A membership card that allowed casino guests to earn extra perks by gambling. The program provides a nice incentive to keep players coming back for more. The more you spend, the more rewards you get for food, shopping, and alcohol at the casino. On the surface, it doesn’t seem like that big of a deal, but that one card turned Harrah’s into one of the most profitable casino chains in the world. Allowing them to buy out the Las Vegas strip’s iconic Caesar’s Palace in 2005. Because here’s the thing — Giving *you* as a player extra benefits wasn’t the goal of the card.
Spoiler alert for life, guys. It’s *never* the goal to give you extra benefits. No, the real secret behind the Total Rewards card was that it allowed the casino to track each player’s behaviour every time they visited. Because it required players to swipe into each machine they went to, swipe out when they were ready to leave, and swipe into whatever machine they headed to next, the casino was able to start tracking individual players movements and habits. With enough time, they were able to figure out what a person’s favorite games were right down to whether they prefer playing slots with The Wizard of Oz, Britney Spears, or Big Bang Theory.
Even the exact amount of money they’re willing to lose before they decide to call it quits. Knowing this, Caesars’ casinos were able to not only structure their casino layout to optimize for the games that tended to be played together, making sure that players were always within arm’s length of their favorite slots, But more importantly, they were able to pinpoint exactly when a gambler was about to reach their breaking point, and then send over a lady in a sparkly bikini to offer him a free meal, a free drink, tickets to a show… By doing this, they made their guests play longer and leave feeling more positive about the time they spent at the casino. Even if they lost hundreds of dollars. Which means that they were much more likely to return, and more importantly, spend more money. Also the loyalty program added to the sense of sunk costs that we talked about last time. “Well, I’ve dedicated all my time to this one casino.
“To start somewhere else would be to lose all those reward points I’ve accumulated . “Might as well stay here.” Because loot box systems aren’t considered gambling, they can do this exact same thing, just even more directly.

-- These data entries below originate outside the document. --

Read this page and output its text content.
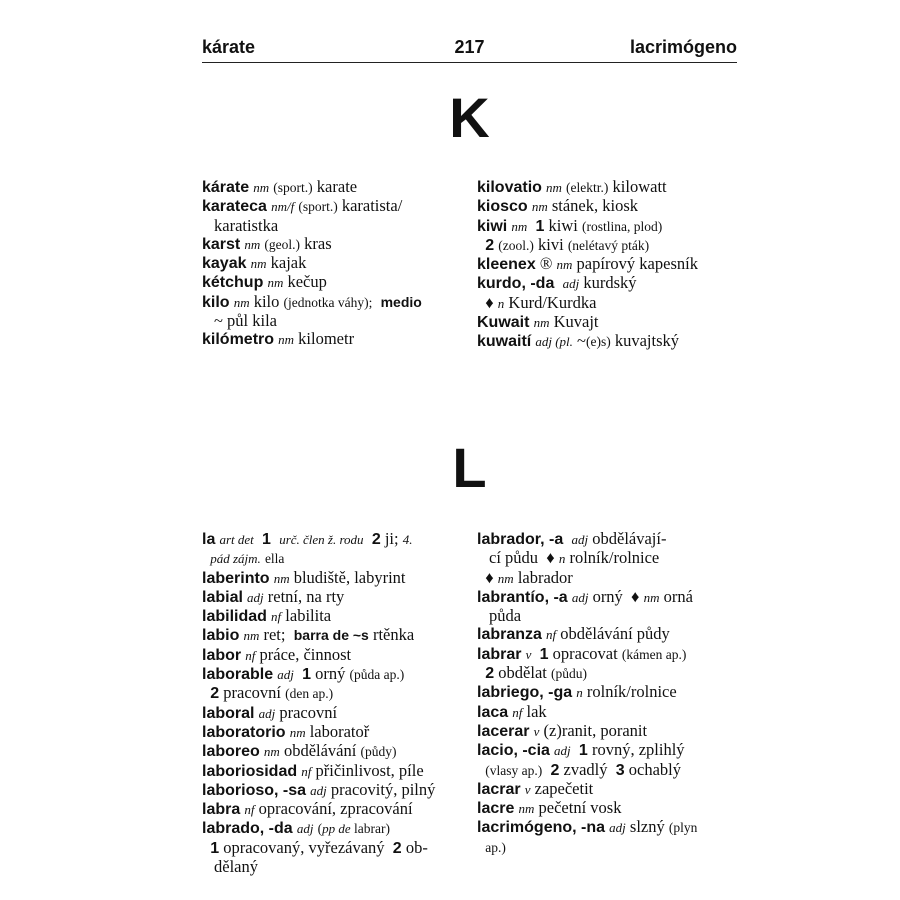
kárate	217	lacrimógeno
K
kárate nm (sport.) karate
karateca nm/f (sport.) karatista/
karatistka
karst nm (geol.) kras
kayak nm kajak
kétchup nm kečup
kilo nm kilo (jednotka váhy); medio
~ půl kila
kilómetro nm kilometr
kilovatio nm (elektr.) kilowatt
kiosco nm stánek, kiosk
kiwi nm 1 kiwi (rostlina, plod)
2 (zool.) kivi (nelétavý pták)
kleenex ® nm papírový kapesník
kurdo, -da adj kurdský
♦ n Kurd/Kurdka
Kuwait nm Kuvajt
kuwaití adj (pl. ~(e)s) kuvajtský
L
la art det 1 urč. člen ž. rodu 2 ji; 4.
pád zájm. ella
laberinto nm bludiště, labyrint
labial adj retní, na rty
labilidad nf labilita
labio nm ret;  barra de ~s rtěnka
labor nf práce, činnost
laborable adj 1 orný (půda ap.)
2 pracovní (den ap.)
laboral adj pracovní
laboratorio nm laboratoř
laboreo nm obdělávání (půdy)
laboriosidad nf přičinlivost, píle
laborioso, -sa adj pracovitý, pilný
labra nf opracování, zpracování
labrado, -da adj (pp de labrar)
1 opracovaný, vyřezávaný  2 ob-
dělaný
labrador, -a adj obdělávají-
cí půdu  ♦ n rolník/rolnice
♦ nm labrador
labrantío, -a adj orný  ♦ nm orná
půda
labranza nf obdělávání půdy
labrar v 1 opracovat (kámen ap.)
2 obdělat (půdu)
labriego, -ga n rolník/rolnice
laca nf lak
lacerar v (z)ranit, poranit
lacio, -cia adj 1 rovný, zplihlý
(vlasy ap.) 2 zvadlý  3 ochablý
lacrar v zapečetit
lacre nm pečetní vosk
lacrimógeno, -na adj slzný (plyn
ap.)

It’s illegal for a casino to adjust the odds of a slot machine in order to help a losing player, But a video game can change the odds of getting a good drop any moment that they want to. Fire Emblem Heroes gradually increases the odds of getting a five-star hero every time you roll a three- or four-star in its Gacha system. So players are essentially guaranteed to get a good drop, even if it’s not what they specifically wanted, after a string of bad ones.
That way they’re still getting rewarded and have a renewed sense of hope right at the point when they might have started to get fed up with the system. It also encourages them to keep spending after a bunch of failed attempts because of those sunk costs. “If I stop now I’ll lose all that progress I’ve made to that good 5-star roll, so I might as well keep spending until I get to that level.”
But that’s not all. Game companies can dive even deeper into the specific data that makes you “you” in an attempt to make you more likely to open up your wallets. A mobile development consulting company called Scientific Revenue provides game developers with analytical software that tracks player behavior and then dynamically adjusts the pricing of microtransactions to best match what *you specifically* are willing to spend.
On their website, they directly say, quote, “Different people respond to different prices at different times. “So why offer the same prices to everyone? “To maximize revenues, you need sophisticated user profiling “and prices that are tailored to specific users.” End quote. Their sole goal is — “turning players into payers,” M: Or more specifically, as their site says, “Turning free users into paid ones, and keeping more whales.”
I didn’t realize that giant sea mammals can manipulate game devices with their fins, but hey, game on, my belugas. Game on. Well it’s certainly scary to see how the company’s whole premise is using data to read our minds in an attempt to get us to spend money, You have to admit — the idea certainly makes sense in theory. Of course people are willing to pay different amounts for something. And when the thing being sold is a digital item that costs the company practically nothing to make, you can choose whatever price people will pay.
Never mind the ethics of people paying different amounts for the same exact item. Anyway the long and short of it is that it works. Scientific Revenue boasts a twenty to forty percent boost in in-app purchases for games that use its software.